Sin decir una palabra, lo coloqué boca arriba y lo monté. Cabalgué lentamente hasta que Park no pudo seguir soportándolo. Entonces él me agarró las caderas y me embistió una y otra vez. Grité tan fuerte como la persona que siente vértigo al subirse a un edificio de veinte plantas, debido a la fuerza de mi orgasmo. Todo mi cuerpo se fundió alrededor del suyo con pequeños estremecimientos y Park dejó escapar un ronco gemido al fundirse conmigo.


Después de unas horas, nos quedamos entrelazados, abrazados durante largo tiempo en silencio hasta dormirnos apenas sin darse cuenta, pues a veces el silencio dice más que las palabras… 

viernes, 15 de septiembre de 2017

Honeymoon 1.

Por fin habíamos llegado a la habitación del hotel, y pensar que íbamos a tener una luna de miel perfecta… cuan equivocados estábamos, había sido todo un desastre desde que cogimos el avión hacia Boston hasta que llegamos al hotel. Primero habían vendido nuestros asientos y eso que volábamos en primera clase y lo teníamos reservado desde hacía meses, claro está que la compañía nos había pagado el viaje, nos daban gratuitamente la vuelta en business y también nos habían pagado toda la semana en el Accept´s Hotel*****, qué para que engañarnos, era mejor que el hotel de tres estrellas que teníamos contratado con todo incluido. Estábamos realmente cansados del vuelo, pero Park, siempre tenía un poco de energía guardada para estos momentos… Y por fin, éramos uno, exactamente desde hacía ocho horas y media. 

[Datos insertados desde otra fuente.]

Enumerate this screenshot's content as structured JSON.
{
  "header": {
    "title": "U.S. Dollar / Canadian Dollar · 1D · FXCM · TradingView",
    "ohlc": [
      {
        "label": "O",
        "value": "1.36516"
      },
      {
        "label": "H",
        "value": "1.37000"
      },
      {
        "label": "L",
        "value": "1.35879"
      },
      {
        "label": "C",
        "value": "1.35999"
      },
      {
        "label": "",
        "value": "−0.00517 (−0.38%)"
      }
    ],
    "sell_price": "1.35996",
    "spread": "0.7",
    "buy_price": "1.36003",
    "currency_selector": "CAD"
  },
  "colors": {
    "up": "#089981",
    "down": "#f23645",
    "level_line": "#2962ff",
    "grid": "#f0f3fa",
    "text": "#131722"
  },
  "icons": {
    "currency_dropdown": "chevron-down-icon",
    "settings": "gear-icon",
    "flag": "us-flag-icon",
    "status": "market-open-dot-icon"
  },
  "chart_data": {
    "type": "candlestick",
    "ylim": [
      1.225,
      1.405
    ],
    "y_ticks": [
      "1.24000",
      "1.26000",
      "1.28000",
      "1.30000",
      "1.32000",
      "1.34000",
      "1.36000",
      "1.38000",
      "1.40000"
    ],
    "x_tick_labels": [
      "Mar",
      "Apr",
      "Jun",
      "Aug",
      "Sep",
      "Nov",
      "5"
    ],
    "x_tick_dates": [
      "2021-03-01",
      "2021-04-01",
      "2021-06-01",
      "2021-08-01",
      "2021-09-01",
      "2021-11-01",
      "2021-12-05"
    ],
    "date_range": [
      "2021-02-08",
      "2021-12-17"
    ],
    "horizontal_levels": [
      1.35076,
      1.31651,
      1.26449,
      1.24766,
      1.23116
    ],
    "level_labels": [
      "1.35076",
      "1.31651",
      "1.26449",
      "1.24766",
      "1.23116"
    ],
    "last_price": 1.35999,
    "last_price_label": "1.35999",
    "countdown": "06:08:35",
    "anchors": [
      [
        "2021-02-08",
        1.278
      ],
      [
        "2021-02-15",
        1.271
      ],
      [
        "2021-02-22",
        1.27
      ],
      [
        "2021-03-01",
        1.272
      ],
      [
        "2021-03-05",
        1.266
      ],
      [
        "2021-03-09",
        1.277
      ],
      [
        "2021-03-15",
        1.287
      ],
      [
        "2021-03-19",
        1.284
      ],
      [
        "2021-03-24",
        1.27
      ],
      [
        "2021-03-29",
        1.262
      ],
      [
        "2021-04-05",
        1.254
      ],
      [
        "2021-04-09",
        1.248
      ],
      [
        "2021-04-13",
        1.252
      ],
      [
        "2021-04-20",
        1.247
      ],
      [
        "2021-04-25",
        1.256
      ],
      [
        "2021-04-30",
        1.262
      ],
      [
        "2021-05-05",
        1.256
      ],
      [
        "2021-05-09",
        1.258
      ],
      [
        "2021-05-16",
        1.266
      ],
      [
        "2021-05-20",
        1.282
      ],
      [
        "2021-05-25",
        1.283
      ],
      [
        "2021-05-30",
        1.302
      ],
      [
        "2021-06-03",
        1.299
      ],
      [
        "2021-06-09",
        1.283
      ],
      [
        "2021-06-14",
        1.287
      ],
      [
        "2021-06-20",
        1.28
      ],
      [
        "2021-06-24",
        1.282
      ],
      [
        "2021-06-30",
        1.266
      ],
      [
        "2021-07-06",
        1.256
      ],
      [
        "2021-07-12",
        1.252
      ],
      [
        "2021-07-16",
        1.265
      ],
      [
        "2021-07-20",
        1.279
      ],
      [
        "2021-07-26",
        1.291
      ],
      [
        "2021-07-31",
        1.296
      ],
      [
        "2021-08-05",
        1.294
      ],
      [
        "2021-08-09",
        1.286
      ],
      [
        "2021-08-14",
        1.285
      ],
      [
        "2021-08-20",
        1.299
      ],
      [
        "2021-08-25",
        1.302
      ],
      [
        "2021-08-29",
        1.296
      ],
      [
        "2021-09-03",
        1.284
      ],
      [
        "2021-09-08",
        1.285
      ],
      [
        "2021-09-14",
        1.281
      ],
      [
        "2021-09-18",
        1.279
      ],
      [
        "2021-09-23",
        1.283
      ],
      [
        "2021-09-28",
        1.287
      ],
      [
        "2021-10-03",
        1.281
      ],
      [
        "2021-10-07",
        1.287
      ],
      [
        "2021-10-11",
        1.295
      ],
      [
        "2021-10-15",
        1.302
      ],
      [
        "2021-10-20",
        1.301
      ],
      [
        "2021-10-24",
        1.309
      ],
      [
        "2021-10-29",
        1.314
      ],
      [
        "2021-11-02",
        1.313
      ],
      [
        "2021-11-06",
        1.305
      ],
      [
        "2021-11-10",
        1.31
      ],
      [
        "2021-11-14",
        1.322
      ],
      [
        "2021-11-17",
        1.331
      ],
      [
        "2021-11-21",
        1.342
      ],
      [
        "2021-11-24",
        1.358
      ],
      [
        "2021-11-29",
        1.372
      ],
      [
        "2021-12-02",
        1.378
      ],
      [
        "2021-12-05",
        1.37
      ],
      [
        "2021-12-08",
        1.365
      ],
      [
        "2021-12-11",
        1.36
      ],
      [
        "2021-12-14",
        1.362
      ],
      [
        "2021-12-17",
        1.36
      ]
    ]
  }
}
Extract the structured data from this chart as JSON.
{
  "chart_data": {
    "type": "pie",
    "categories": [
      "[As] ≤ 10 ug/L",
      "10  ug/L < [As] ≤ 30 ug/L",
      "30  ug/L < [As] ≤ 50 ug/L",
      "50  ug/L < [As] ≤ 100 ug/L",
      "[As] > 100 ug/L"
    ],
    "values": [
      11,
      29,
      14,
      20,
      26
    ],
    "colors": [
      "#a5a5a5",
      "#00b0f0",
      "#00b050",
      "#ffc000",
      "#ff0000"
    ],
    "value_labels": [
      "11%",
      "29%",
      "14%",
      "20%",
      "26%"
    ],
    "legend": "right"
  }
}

El aspecto familiar de la suite nupcial era idóneo, el calor de fuego que caldea toda la estancia relaja la tensión del viaje. Me besa acariciándome despacio y nos dirigimos hacia la cama. Una botella de un vino tinto bastante caro para caldear el cuerpo y dos copas junto a una nota y una cesta de fruta son la bienvenida que nos han preparado. Estaba ensimismada cuando Park se aprieta a mi cuerpo tras de mi sin decir ni una sola palabra, me besa apretándome fuerte, desabotonando mi vestido, desnudándome despacio, Acariciando mis labios con sus fuertes dedos deslizándolos después por toda mi piel. Él sigue sin hablar, yo sigo silenciosa, expectante. Me hace subir a la cama colocando mis muñecas por encima de mi cabeza besándome sin dejar de mirarme fijamente al rostro, haciendo que me relaje con esa sonrisa de la que llevo enamorada nueve años. Sus manos ahora recorren mi piel preparándome para lo que vendrá después, erizando mi vello al mismo tiempo que mis pezones, incrementando la tensión de la espera por lo que va suceder mezclada con las caricias que recorren mi cuerpo desnudo lenta y pausadamente.





Nos espera una larga y tendida noche.